The correct answer is option 1. It is acceptable for a firm to operate with zero profit in the long run because it can cover all its costs, representing the normal profit level expected. This scenario arises in perfectly competitive markets where the process of entry and exit of firms ensures that only the most efficient firms survive, thereby driving profits to zero. The shutdown point is integral to short-term decision-making, yet in the long run, firms making zero profit continue to operate as they cover all costs.

Step-by-step explanation:

It is acceptable for a firm to operate with zero profit in the long run primarily because the firm is able to cover all its costs and expenses, which includes both variable and fixed costs. This situation is characteristic of a perfectly competitive market, where the entry and exit of firms eventually drive economic profits down to zero. Firms in such markets can continue to operate without generating additional profits because they are achieving what is known as normal profit, which is the level of profit that business owners consider sufficient to compensate for the time and money they invest in the firm.
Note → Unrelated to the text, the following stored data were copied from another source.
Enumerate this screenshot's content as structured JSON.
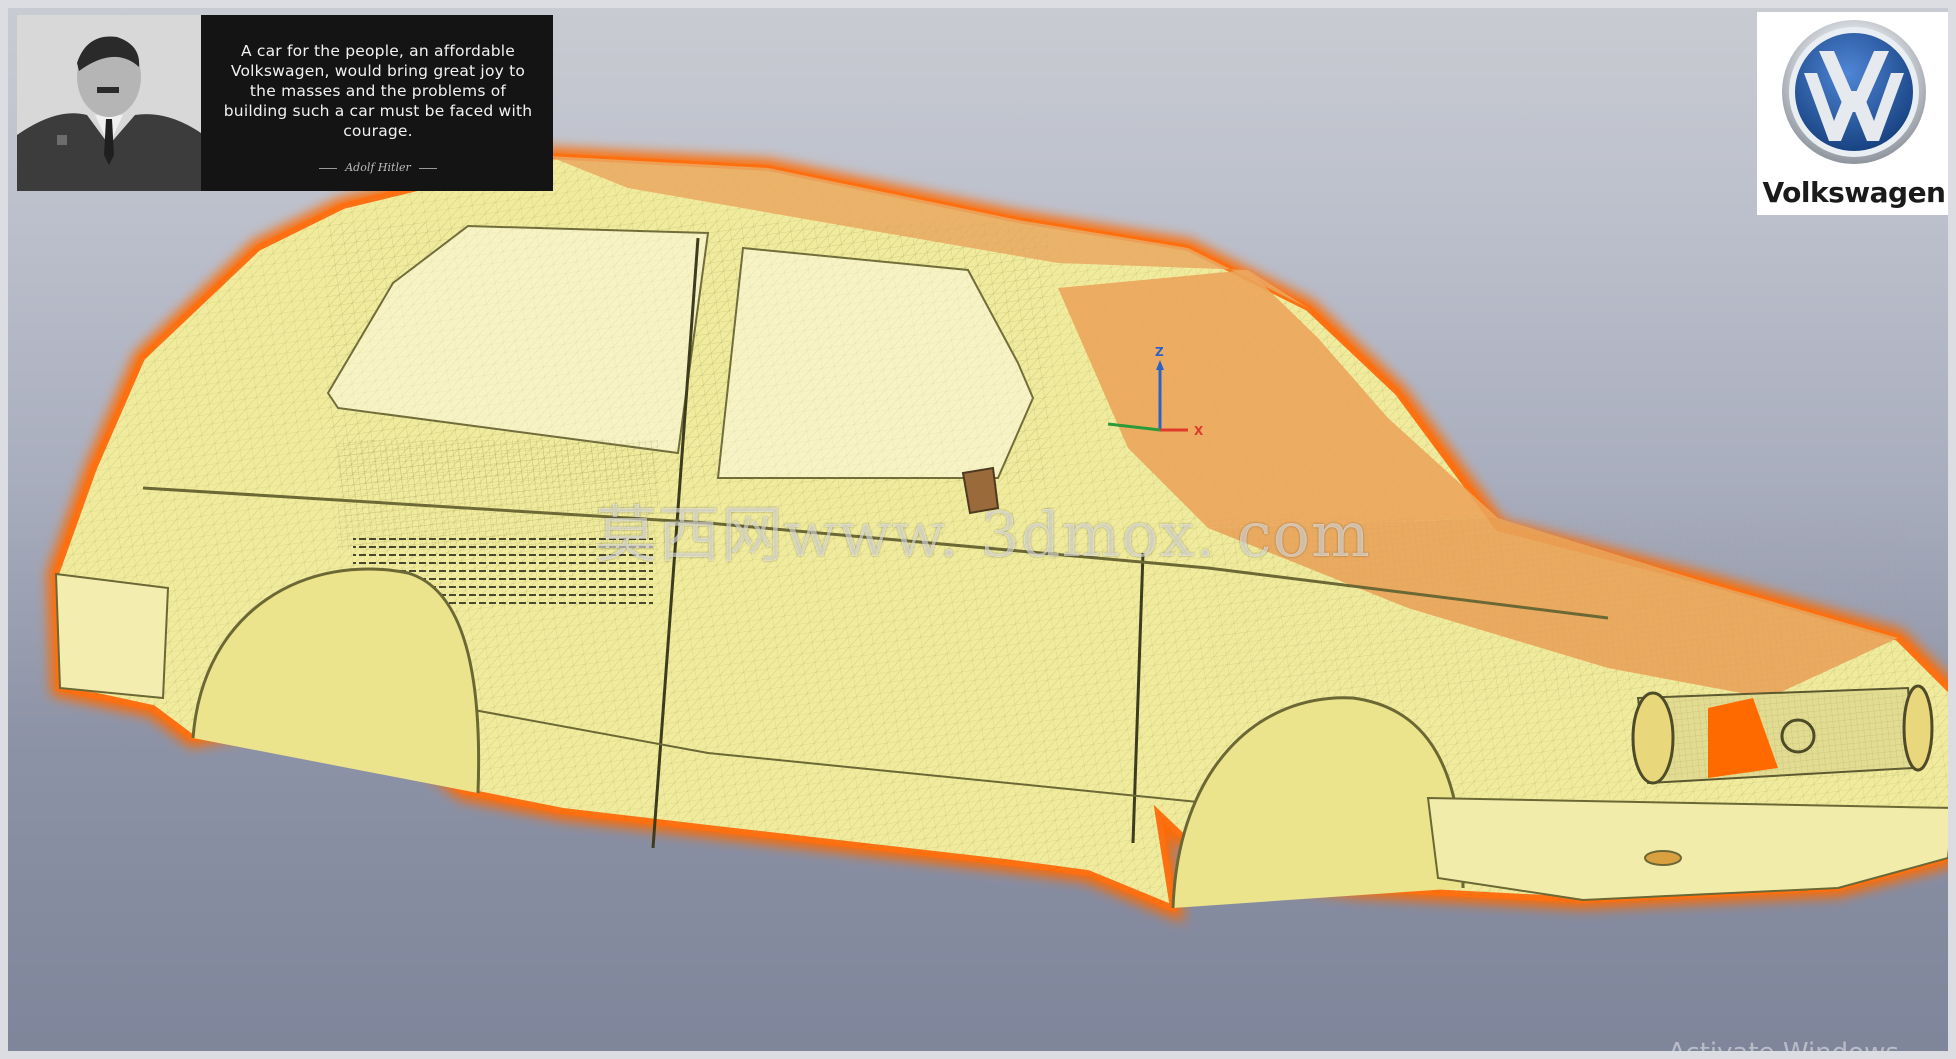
{
  "quote": {
    "text": "A car for the people, an affordable Volkswagen, would bring great joy to the masses and the problems of building such a car must be faced with courage.",
    "author": "Adolf Hitler"
  },
  "brand": {
    "name": "Volkswagen"
  },
  "axes": {
    "z": "Z",
    "x": "X"
  },
  "watermark": "莫西网www. 3dmox. com",
  "system_overlay": "Activate Windows",
  "colors": {
    "mesh_fill": "#f1ec9d",
    "mesh_shade": "#e9a35a",
    "outline_glow": "#ff6a00",
    "vw_blue": "#1f4f99"
  }
}
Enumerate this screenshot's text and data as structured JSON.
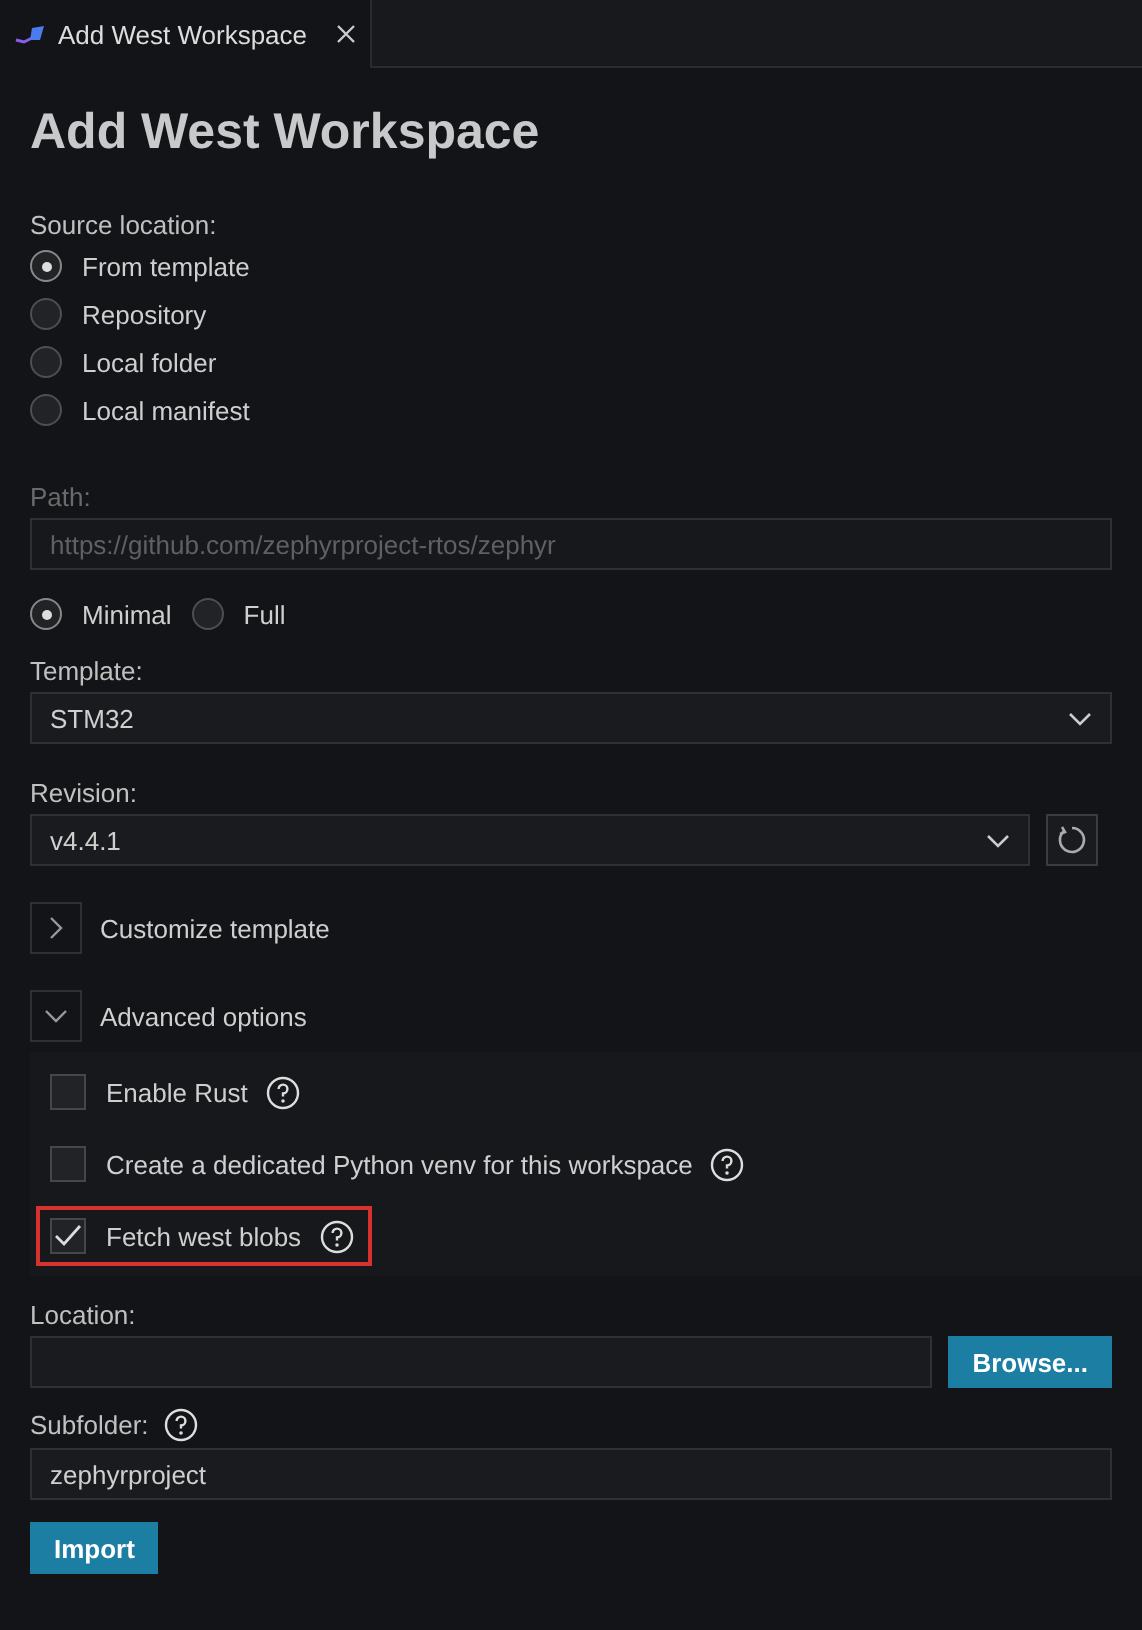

In a perfectly competitive market, if a firm earns more than this normal profit, the excess attracts new competitors, which increases supply, lowers prices, and pushes profits down. Conversely, if firms incur losses, meaning they can't cover their costs, some will exit the market, reducing supply, raising prices, and diminishing the losses for the remaining firms. Hence, the long-run equilibrium is reached when only the firms that can efficiently produce the good or service at the market price, covering all their costs, remain in the market.

It's also important to understand the concept of the shutdown point. This point occurs when a firm’s revenues do not cover its variable costs in the short run. At this point, it’s better for the firm to shut down temporarily rather than continue producing, because by producing, the firm would incur greater losses than just its fixed costs. However, in the long run, all costs are variable, and firms that are making zero economic profit are covering all their costs, including what they would need to make to avoid shutting down and exiting the market entirely.